Já que falamos em mensagens, Onward é o consolo para quem por algum motivo não conseguiu ter um dos seus progenitores na infância entender que mesmo que seja impossível substituir a sua ausência, há sempre quem se importe connosco e nos faça avançar. Nem sempre o que mais queremos acaba por ser aquilo que mais precisamos, e mais tarde ou mais cedo, o destino acaba por nos dizer isso. É o que acontece com Ian, que por mais que quisesse cumprir todos os seus desejos, opta por ceder o seu lugar, a quem precisava de um encerramento. Apesar de tudo, este personagem teve sempre alguém que lhe amparasse as quedas, mesmo que não fosse quem ele queria. O destino volta a unir mãos com a Pixar no final do filme, fazendo do último ato um retrato feliz do que é a vida e das surpresas que ela nos reserva. É um momento de levar às lágrimas, nas emoções expostas ao género que procuramos durante toda a fita. Mesmo que tenha tardado, o final faz com que, em parte, tenha valido a pena assistir à obra. O momento entre Barley e o pai com Ian a assistir, seguido do abraço dos dois irmãos é algo quase poético e uma bonita carta de amor a quem em algum momento se sentiu sozinho.

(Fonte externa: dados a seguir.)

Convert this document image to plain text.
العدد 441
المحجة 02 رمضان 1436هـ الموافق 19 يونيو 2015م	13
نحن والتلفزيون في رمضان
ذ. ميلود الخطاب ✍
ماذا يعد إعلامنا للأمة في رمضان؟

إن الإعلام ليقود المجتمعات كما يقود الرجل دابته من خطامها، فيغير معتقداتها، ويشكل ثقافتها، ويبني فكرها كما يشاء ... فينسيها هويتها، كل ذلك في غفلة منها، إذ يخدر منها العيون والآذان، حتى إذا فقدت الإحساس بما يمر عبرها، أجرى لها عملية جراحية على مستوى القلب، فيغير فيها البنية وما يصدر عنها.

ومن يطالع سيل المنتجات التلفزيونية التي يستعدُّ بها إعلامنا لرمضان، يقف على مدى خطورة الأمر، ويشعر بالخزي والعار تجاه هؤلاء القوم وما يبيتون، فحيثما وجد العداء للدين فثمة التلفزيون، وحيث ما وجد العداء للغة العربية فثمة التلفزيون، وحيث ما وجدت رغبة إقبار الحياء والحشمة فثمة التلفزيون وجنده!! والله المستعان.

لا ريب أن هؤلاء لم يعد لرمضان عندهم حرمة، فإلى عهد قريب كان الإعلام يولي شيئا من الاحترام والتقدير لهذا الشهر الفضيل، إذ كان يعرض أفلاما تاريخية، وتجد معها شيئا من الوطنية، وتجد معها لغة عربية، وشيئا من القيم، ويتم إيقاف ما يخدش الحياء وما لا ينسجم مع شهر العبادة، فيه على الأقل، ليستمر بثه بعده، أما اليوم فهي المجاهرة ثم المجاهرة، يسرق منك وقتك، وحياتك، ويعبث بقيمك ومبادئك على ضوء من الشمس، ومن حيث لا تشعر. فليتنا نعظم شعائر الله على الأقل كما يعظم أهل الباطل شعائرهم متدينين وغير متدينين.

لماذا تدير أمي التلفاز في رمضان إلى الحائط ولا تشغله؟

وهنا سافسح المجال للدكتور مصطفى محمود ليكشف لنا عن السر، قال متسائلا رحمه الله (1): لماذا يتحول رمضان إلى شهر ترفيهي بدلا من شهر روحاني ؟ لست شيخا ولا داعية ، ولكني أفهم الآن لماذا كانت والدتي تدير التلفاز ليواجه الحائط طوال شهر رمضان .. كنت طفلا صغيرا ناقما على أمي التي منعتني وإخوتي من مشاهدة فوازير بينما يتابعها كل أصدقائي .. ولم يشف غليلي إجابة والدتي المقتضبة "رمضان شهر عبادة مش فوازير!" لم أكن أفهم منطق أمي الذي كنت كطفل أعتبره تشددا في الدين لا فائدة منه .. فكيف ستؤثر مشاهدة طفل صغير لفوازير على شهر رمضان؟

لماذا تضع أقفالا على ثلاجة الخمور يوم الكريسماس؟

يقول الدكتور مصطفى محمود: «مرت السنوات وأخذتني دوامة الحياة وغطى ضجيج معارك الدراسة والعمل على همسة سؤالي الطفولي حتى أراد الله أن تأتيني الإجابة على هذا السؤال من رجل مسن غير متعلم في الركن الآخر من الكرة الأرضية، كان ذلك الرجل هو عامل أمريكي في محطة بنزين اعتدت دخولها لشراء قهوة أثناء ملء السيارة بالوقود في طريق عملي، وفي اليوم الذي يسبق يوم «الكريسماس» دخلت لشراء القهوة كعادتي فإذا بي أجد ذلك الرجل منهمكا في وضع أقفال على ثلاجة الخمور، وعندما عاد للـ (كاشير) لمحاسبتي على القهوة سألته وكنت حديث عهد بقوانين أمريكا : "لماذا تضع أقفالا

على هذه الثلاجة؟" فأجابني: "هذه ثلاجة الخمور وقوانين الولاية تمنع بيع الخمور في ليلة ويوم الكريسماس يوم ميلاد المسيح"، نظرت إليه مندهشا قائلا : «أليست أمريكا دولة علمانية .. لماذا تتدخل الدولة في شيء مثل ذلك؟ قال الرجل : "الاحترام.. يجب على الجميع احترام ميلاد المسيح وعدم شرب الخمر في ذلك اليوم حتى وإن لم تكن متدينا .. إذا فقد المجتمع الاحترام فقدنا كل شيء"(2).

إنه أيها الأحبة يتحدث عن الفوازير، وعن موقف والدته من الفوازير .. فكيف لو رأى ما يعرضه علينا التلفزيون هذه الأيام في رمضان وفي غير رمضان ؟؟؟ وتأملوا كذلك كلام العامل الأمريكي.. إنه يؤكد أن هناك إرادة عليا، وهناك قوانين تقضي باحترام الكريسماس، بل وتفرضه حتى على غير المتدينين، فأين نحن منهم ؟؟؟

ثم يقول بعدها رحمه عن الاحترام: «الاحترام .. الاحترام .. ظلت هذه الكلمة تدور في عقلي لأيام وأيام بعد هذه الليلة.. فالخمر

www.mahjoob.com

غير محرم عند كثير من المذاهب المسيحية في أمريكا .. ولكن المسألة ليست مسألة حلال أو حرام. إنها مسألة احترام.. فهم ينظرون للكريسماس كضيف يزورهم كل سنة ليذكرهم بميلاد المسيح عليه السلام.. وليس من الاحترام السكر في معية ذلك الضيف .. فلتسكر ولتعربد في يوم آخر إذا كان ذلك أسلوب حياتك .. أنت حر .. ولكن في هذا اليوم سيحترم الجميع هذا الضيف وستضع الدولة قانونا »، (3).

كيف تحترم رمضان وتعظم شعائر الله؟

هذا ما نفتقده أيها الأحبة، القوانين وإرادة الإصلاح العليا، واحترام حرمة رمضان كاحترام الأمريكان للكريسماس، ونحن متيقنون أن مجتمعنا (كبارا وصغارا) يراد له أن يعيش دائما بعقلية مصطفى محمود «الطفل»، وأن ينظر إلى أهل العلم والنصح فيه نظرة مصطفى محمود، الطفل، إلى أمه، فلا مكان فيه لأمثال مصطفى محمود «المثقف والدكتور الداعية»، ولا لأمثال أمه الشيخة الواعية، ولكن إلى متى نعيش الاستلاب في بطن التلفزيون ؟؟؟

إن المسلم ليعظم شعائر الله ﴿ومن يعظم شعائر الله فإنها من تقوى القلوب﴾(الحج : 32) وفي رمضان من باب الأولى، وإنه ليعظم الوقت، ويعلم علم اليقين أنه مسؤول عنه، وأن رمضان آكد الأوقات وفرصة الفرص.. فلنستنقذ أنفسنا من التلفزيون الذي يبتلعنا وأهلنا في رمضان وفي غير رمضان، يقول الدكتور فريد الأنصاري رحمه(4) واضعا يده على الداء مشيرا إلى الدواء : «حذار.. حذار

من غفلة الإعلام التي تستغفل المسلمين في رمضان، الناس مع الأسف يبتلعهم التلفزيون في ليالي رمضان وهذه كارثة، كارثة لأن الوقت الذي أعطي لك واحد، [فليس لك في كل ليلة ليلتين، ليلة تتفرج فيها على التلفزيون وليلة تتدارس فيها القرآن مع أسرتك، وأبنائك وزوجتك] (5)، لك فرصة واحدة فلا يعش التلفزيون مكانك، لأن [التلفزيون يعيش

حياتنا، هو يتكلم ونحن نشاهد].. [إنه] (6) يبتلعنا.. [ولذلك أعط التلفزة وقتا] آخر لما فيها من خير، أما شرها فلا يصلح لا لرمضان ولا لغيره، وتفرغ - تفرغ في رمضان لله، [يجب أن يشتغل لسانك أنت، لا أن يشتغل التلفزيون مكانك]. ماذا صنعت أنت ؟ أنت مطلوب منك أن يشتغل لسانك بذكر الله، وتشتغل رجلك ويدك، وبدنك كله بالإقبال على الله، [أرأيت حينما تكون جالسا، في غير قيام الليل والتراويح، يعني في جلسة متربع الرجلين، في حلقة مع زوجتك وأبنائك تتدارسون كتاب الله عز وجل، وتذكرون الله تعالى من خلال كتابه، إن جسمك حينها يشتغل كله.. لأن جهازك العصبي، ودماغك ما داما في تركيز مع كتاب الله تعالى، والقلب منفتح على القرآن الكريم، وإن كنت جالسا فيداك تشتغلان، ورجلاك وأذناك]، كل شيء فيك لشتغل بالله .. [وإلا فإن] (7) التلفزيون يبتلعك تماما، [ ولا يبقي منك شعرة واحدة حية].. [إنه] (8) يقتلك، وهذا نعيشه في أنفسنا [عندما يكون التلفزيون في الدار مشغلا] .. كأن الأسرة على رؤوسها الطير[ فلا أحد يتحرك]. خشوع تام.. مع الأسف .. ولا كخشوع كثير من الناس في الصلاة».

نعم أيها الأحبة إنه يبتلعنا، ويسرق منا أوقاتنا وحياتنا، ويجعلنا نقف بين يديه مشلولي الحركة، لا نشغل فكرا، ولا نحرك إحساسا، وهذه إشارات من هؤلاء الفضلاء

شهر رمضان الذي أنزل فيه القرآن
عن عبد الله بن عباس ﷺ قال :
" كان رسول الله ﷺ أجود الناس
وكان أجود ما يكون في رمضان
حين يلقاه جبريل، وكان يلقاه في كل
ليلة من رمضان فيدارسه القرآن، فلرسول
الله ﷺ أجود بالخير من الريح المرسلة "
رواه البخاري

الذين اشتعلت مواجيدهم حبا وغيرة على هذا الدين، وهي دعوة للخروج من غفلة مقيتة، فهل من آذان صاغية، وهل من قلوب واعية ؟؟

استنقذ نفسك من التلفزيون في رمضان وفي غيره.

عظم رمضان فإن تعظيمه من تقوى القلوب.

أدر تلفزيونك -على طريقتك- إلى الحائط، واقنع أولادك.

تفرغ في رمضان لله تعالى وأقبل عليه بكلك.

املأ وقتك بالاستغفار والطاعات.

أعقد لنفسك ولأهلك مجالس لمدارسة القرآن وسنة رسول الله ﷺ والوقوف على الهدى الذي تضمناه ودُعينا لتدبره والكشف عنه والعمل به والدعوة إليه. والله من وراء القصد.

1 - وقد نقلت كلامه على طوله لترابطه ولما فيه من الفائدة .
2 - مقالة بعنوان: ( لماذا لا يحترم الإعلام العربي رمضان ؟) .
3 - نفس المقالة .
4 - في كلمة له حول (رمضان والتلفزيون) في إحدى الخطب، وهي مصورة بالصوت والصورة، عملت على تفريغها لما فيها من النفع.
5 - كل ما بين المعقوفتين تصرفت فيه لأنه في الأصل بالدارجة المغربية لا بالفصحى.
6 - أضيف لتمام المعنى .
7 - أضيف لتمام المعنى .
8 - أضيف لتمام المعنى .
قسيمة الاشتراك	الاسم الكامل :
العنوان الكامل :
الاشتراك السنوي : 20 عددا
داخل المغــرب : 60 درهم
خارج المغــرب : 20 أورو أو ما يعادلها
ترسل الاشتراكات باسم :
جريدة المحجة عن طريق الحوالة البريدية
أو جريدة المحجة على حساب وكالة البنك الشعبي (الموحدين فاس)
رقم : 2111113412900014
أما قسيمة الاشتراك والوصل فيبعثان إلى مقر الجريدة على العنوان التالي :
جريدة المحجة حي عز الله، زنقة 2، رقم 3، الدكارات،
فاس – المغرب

Com todos os ingredientes no lugar certo, Onward é a prova de que falta um respiro de novidade até mesmo nas animações, e que não serve de nada um plot perfeito se o desenvolvimento se contentar com algo mediano e sem força. Os personagens são bem conseguidos, a mensagem é importante cheia de plot twists que de fantasia têm pouco (o que é ótimo e bem característico), porém acaba por desaguar numa salada russa em que Frozen e Shrek são os ingredientes principais. É tudo terrível? Não, o projeto ainda apresenta uma forma interessante de abordar as diferentes personalidades e fala sobre aceitação, mas não é o bastante para salvar todas as outras soluções narrativas. Queremos mais da energia que a Pixar deixou no final desta longa-metragem. Afinal de contas, queremos que a Teoria da Pixar nos faça discutir as nossas emoções por muito mais tempo. Hora de recarregar baterias, enquanto se preparam as pipocas para a estreia de Soul, a próxima obra original do estúdio, e que parece ter muito mais conexões com os sucessos de Inside Out ou Coco. Em hora de epopeias, saltamos esta.